Тем не менее понятие юридического мировоззрения представляется удачной характеристикой эпохи, в которой новый социально-экономический строй, капитализм, развивался под защитой “хорошо организованного полицейского государства”. Оно позволяет также объяснить некоторые особенности после-петровской России.

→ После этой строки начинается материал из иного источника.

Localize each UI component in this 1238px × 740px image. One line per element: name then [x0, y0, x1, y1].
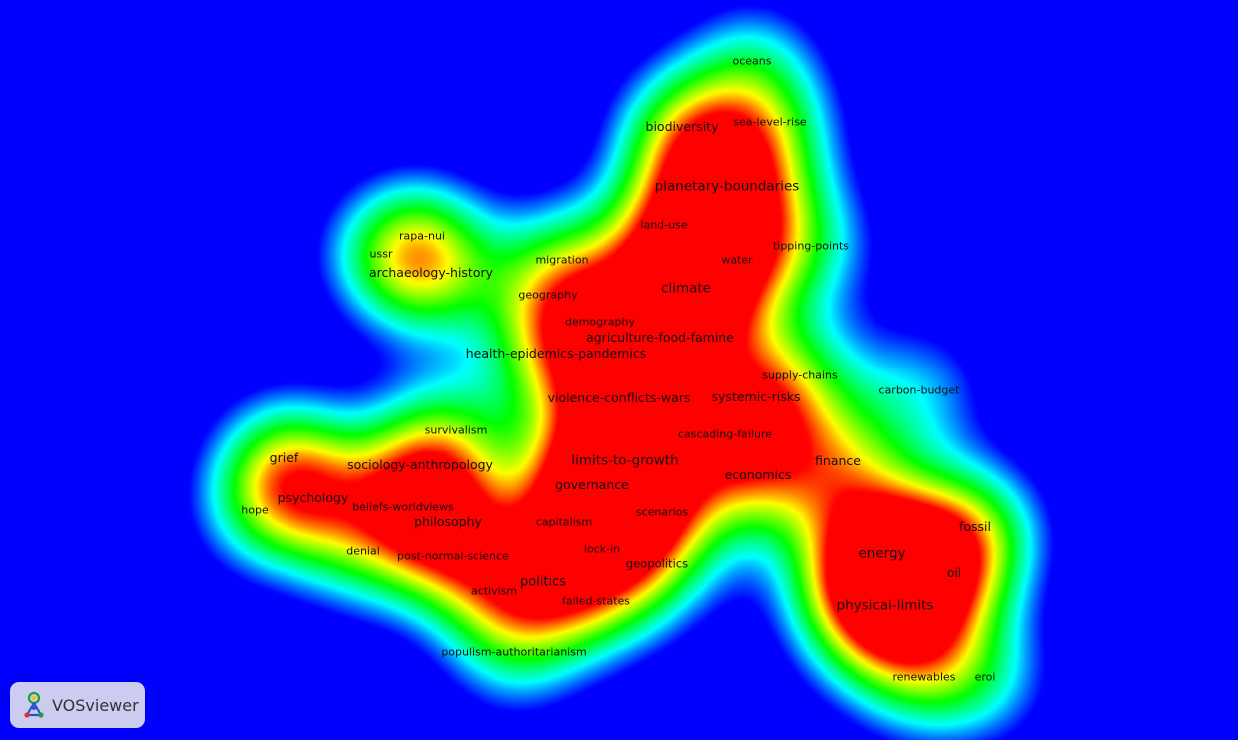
term-populism-authoritarianism[interactable]: populism-authoritarianism — [441, 645, 587, 659]
term-supply-chains[interactable]: supply-chains — [762, 368, 838, 382]
term-demography[interactable]: demography — [565, 315, 635, 329]
term-tipping-points[interactable]: tipping-points — [772, 239, 850, 253]
term-fossil[interactable]: fossil — [958, 518, 992, 534]
term-philosophy[interactable]: philosophy — [414, 513, 482, 529]
term-climate[interactable]: climate — [661, 280, 711, 297]
term-physical-limits[interactable]: physical-limits — [836, 597, 934, 614]
term-sea-level-rise[interactable]: sea-level-rise — [733, 115, 807, 129]
term-cascading-failure[interactable]: cascading-failure — [677, 427, 773, 441]
term-lock-in[interactable]: lock-in — [583, 542, 621, 556]
term-health-epidemics-pandemics[interactable]: health-epidemics-pandemics — [465, 345, 647, 361]
term-limits-to-growth[interactable]: limits-to-growth — [571, 452, 679, 469]
term-survivalism[interactable]: survivalism — [424, 423, 488, 437]
term-geography[interactable]: geography — [518, 288, 578, 302]
vosviewer-logo-icon — [24, 691, 44, 718]
term-agriculture-food-famine[interactable]: agriculture-food-famine — [586, 329, 734, 345]
term-renewables[interactable]: renewables — [892, 670, 956, 684]
term-migration[interactable]: migration — [535, 253, 589, 267]
term-systemic-risks[interactable]: systemic-risks — [711, 388, 801, 404]
term-ussr[interactable]: ussr — [369, 247, 393, 261]
term-oceans[interactable]: oceans — [732, 54, 772, 68]
term-politics[interactable]: politics — [519, 574, 567, 590]
term-planetary-boundaries[interactable]: planetary-boundaries — [654, 178, 800, 195]
term-land-use[interactable]: land-use — [640, 218, 688, 232]
term-beliefs-worldviews[interactable]: beliefs-worldviews — [352, 500, 454, 514]
term-carbon-budget[interactable]: carbon-budget — [878, 383, 960, 397]
term-governance[interactable]: governance — [555, 476, 629, 492]
term-finance[interactable]: finance — [815, 452, 861, 468]
term-sociology-anthropology[interactable]: sociology-anthropology — [347, 456, 493, 472]
term-rapa-nui[interactable]: rapa-nui — [399, 229, 445, 243]
term-failed-states[interactable]: failed-states — [561, 594, 631, 608]
term-capitalism[interactable]: capitalism — [535, 515, 593, 529]
app-name: VOSviewer — [52, 695, 139, 715]
term-archaeology-history[interactable]: archaeology-history — [368, 264, 494, 280]
term-eroi[interactable]: eroi — [974, 670, 996, 684]
term-grief[interactable]: grief — [269, 449, 299, 465]
term-biodiversity[interactable]: biodiversity — [645, 118, 719, 134]
term-economics[interactable]: economics — [724, 466, 792, 482]
term-geopolitics[interactable]: geopolitics — [625, 556, 689, 571]
term-denial[interactable]: denial — [346, 544, 380, 558]
term-violence-conflicts-wars[interactable]: violence-conflicts-wars — [547, 389, 691, 405]
term-scenarios[interactable]: scenarios — [635, 505, 689, 519]
term-hope[interactable]: hope — [241, 503, 269, 517]
term-water[interactable]: water — [721, 253, 753, 267]
term-post-normal-science[interactable]: post-normal-science — [397, 549, 509, 563]
term-psychology[interactable]: psychology — [277, 489, 349, 505]
vosviewer-badge[interactable]: VOSviewer — [10, 682, 145, 728]
term-activism[interactable]: activism — [470, 584, 518, 598]
term-oil[interactable]: oil — [946, 566, 962, 580]
term-energy[interactable]: energy — [858, 545, 906, 562]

Реформы Петра Великого дают наиболее яркий пример институциональных изменений посредством закона. Его последователи были также привержены рациональному законодательству, а идеализация просвещенного абсолютизма стала ведущим мотивом русской мысли и литературы в восемнадцатом веке. Кантемир, Тредиаковский, Сумароков, Ломоносов и Державин писали стихи о “Северном Риме”, в которых они воспевали преобразования, совершенные императорами, и великолепие Санкт-Петербурга, новой столицы, символизировавшей проникновение западной культуры в Россию и волшебную силу воли Петра[47]. Все они с энтузиазмом поддерживали правовое регулирование жизни и провозглашали необходимость дальнейших реформ под эгидой закона. Все они разделяли ту точку зрения, согласно которой “la législation fait tout”, по выражению Гельвеция. И все они восхваляли русское самодержавие как такую форму правления, которая наиболее эффективна для слома традиционной инерции, подавления сопротивления консервативных сил и осуществления идеала разумного законодательства (Известно, что с этой точкой зрения были согласны многие западные мыслители.)[48]. Таким образом, если мы полагаем, что вера в разумное законодательство – это важная часть юридического мировоззрения, то мы должны признать, что в этом смысле оно вовсе не отсутствовало в России восемнадцатого века, а наоборот – замечательно явно присутствовало, оказывая влияние почти на всю духовную жизнь страны.

44

Cp.: Raeff. The Well-Ordered Police State.





45

Маркс К., Энгельс Ф. Соч. 2-e изд. Т. 21. С. 496.

46

Ср.: Luijpen W. A. Phenomenology of Natural Law. Pittsburgh, Pa., 1967. P. 43, 79.

47

Эта традиция получила великолепное продолжение в поэзии Пушкина, особенно в его “Медном всаднике”. См.: Lednicki W. Pushkin’s Bronze Horseman. Berkeley and Los Angeles, 1955. P. 43–57.

48

Воодушевление некоторых западных мыслителей (Вольтера, Дидро, М. Гримма и др.) законодательной деятельностью и даже более того – декларированными намерениями Екатерины II хорошо известно. Менее известен тот факт, что Россию порой считали страной, в которой еще ничего не сделано и где, следовательно, разумному законодателю все еще только предстоит сделать. Дидро выдвинул эту идею в “Essai historique sur la police”, написанных для Екатерины II (ср.: Плеханов Г. В. Соч. Т. 22. М.—Л., 1925. С. 144). Лейбниц высказал схожее мнение по поводу петровских реформ (См.: Richter L. Leibniz und sein Russlandbild. Berlin, 1946).